A single 40 mg dose of tamoxifen, which is metabolized to active metabolites 4-hydroxy-tamoxifen and endoxifen primarily by CYP2D6 with minor contributions to metabolism by CYP3A4, was administered in conjunction with desvenlafaxine succinate (100 mg daily). The AUC increased by 3% with concomitant administration of desvenlafaxine succinate. The AUC of 4-hydroxy-tamoxifen increased by 9%. Endoxifen AUC was decreased by 12%.
Desvenlafaxine succinate was administered at a dose of 100 mg daily in conjunction with a single 5 mg dose of aripiprazole, a CYP2D6 and CYP3A4 substrate metabolized to the active metabolite dehydro-aripiprazole. The AUC of aripiprazole increased by 6%, with concomitant administration of desvenlafaxine succinate. The AUC of dehydro-aripiprazole increased by 3%, with concomitant administration.

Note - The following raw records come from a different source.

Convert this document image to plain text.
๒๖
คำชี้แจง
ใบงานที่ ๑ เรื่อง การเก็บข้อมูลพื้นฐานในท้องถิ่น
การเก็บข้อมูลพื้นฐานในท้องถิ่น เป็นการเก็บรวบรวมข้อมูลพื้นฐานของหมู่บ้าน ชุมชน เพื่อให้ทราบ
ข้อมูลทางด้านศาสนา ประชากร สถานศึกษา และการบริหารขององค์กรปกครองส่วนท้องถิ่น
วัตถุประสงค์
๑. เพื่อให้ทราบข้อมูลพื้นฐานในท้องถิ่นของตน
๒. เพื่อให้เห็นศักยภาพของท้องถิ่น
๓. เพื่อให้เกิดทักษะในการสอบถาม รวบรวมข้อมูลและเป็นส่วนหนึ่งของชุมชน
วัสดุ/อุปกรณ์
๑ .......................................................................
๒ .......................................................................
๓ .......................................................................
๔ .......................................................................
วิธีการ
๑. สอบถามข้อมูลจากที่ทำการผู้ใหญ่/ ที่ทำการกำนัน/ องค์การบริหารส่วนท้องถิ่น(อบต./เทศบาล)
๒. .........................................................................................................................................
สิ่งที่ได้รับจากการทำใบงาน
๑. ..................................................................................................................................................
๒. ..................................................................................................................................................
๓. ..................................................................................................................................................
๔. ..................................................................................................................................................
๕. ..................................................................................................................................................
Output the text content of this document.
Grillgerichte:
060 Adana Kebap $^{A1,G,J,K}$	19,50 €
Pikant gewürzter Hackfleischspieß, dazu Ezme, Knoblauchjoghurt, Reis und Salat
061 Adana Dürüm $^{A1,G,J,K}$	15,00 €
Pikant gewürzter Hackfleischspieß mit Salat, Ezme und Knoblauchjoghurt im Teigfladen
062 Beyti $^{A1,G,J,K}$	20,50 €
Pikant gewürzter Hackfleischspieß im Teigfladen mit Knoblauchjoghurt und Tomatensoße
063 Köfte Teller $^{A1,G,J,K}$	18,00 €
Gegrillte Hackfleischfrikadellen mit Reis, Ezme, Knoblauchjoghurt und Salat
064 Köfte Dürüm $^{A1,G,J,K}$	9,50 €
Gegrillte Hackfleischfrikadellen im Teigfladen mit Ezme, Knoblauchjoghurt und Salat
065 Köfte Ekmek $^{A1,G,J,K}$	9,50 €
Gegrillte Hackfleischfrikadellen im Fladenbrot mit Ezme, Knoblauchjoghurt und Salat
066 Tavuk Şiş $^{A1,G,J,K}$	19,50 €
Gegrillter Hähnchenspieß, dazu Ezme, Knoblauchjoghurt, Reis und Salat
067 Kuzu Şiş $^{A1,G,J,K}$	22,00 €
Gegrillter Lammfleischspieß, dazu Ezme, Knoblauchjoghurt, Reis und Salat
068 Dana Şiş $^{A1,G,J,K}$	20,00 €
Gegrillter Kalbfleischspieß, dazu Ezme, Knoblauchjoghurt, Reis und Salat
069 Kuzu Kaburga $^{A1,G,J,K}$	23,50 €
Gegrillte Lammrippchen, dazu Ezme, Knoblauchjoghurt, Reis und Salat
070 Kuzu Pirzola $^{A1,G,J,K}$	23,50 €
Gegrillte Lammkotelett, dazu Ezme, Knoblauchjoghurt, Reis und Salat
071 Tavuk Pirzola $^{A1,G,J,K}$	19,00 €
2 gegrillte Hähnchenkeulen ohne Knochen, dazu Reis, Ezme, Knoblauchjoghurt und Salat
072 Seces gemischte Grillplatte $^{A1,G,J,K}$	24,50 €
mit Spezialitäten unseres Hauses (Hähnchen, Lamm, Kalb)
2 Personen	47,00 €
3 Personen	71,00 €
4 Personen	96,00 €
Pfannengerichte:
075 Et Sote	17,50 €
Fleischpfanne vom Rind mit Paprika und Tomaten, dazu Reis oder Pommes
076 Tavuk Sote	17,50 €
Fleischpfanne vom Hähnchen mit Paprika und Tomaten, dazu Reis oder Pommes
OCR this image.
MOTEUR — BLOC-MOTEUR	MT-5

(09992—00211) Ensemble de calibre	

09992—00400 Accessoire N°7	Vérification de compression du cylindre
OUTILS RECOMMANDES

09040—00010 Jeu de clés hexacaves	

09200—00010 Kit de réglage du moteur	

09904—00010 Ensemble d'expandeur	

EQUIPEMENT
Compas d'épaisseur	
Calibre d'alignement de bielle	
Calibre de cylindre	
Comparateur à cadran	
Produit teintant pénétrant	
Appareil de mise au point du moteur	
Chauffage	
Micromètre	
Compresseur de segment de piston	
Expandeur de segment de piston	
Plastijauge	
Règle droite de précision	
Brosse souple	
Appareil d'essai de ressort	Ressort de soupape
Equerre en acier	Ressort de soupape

Drugs metabolized by CYP1A2, 2A6, 2C8, 2C9 and 2C19: In vitro, desvenlafaxine does not inhibit CYP1A2, 2A6, 2C8, 2C9, and 2C19 isozymes and would not be expected to affect the pharmacokinetics of drugs that are metabolized by these CYP isozymes.
P-glycoprotein transporter: In vitro, desvenlafaxine is not a substrate or an inhibitor for the P-glycoprotein transporter.
Drug-laboratory test interactions: False-positive urine immunoassay screening tests for phencyclidine (PCP) and amphetamine have been reported in patients taking desvenlafaxine. This is due to lack of specificity of the screening tests. False-positive test results may be expected for several days following discontinuation of desvenlafaxine therapy. Confirmatory tests, such as gas chromatography/mass spectrometry, will distinguish desvenlafaxine from PCP and amphetamine.
Electroconvulsive therapy: There are no clinical data establishing the risks and/or benefits of electroconvulsive therapy combined with desvenlafaxine treatment for MDD.